You saw it coming. You imagined it. You felt it with nervous but somewhat euphoric anticipation. And instantly, it’s here, your child’s momentous first day of kindergarten. This feeling will go on for the next 13 years.
After putting each of my own four kids on the school bus for the first time, it was nothing short of a privilege to watch my grandson, now ready to enter kindergarten and formally take on the role of student. Also, amazingly, my youngest child started her last year of high school this year.
All of this got me thinking about our childrens’ journey as a student for over ten years and how it profoundly shapes their future, self-image, college years, and the start of a new career.
Entering kindergarten is probably the most significant transition for a child. I always remember the enormity of change in a child from September to June. They change academically, socially, and emotionally more than any other school year because there’s no going back. And it’s so scary!
Kindergarten establishes a solid foundation for your child to become a student through routine, repetition, and direction. And, of course, a kind kindergarten teacher is behind all the magic. I have yet to meet one that isn’t. Most teachers in charge of a big bunch of 4 to 6-year-olds knew the drill when they took on the job! And most adults still carry fond memories of their kindergarten teachers.
They are nurturing but firm, patient, and caring for their students’ physical and emotional needs. Sounds much like a parent, but so necessary at this age. Yet somehow, with all this going on, these young children acquire academic skills at their own pace.
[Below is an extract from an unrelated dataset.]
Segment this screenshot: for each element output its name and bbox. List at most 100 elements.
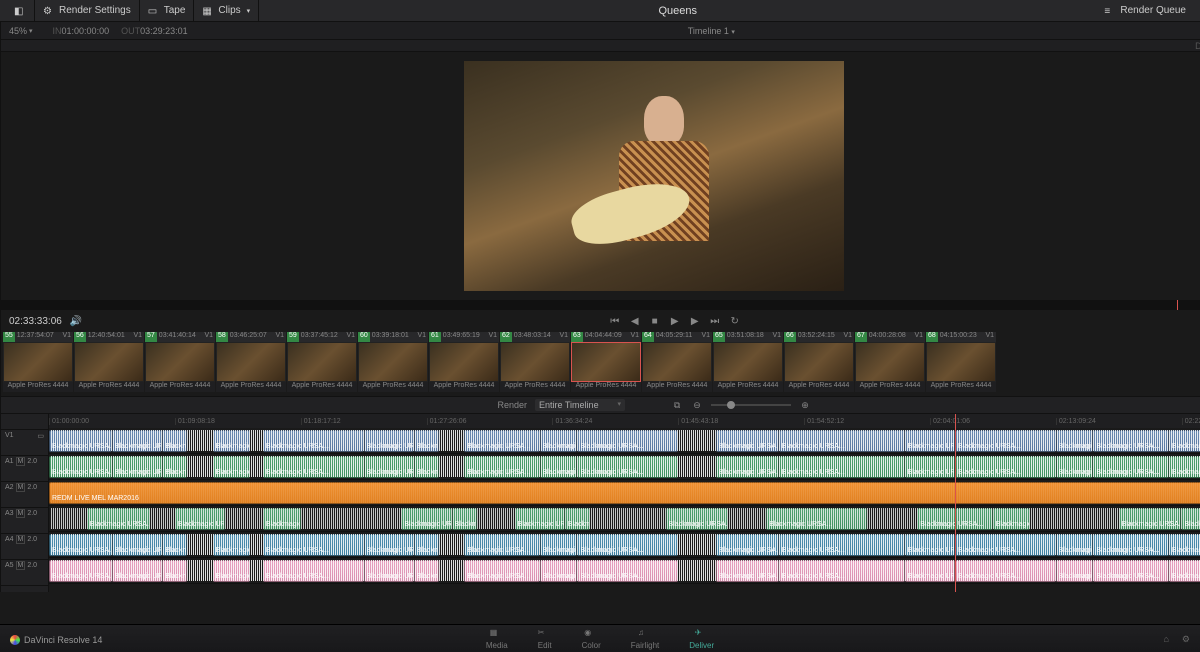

And therein lies the conflict for the first year of school and all the years to come. From elementary through middle and high school, teachers meet the needs and create a balance so each child can progress in their writing, verbal, and math skills. At the same time, teachers try not to overwhelm or underwhelm them to be happy at school, most days, at least.
And from what I learned over the years, the essential factor in achieving this is developing an effective relationship between teacher and parent. You know your own child best and can advocate for your child if you only choose to be honest and fair with your child’s teacher. Both of your goals are the same; helping them succeed at school to the best of their ability.
Secondly, make sure socially, your student is okay too. Incredible bonds between kids form at a young age. Watch and keep track of their circle of friends and mood in school. Relatively happy students thrive in their learning, but those who are not probably won’t, regardless of their ability. If issues arise with your child, try to correct them as soon as possible, so they can make progress, even if it means changing a class or a teacher.
Thirdly, we need to accept our child’s weaknesses and strengths and help them in academic areas if struggling. And most likely, these qualities keep emerging throughout all school grades, and that’s perfectly fine, and occasionally you have a student that excels at all subjects. In the end, you hope your child’s educator recognizes all this too.
Lastly, speaking from personal experience, the conscientious student, the struggling student, and the careless but capable student can all grow up and emerge as responsible adults working in an occupation or career that suits them and allows them to enjoy financial success and be happy. I have seen it happen, and I only wish for my high school senior to do the same.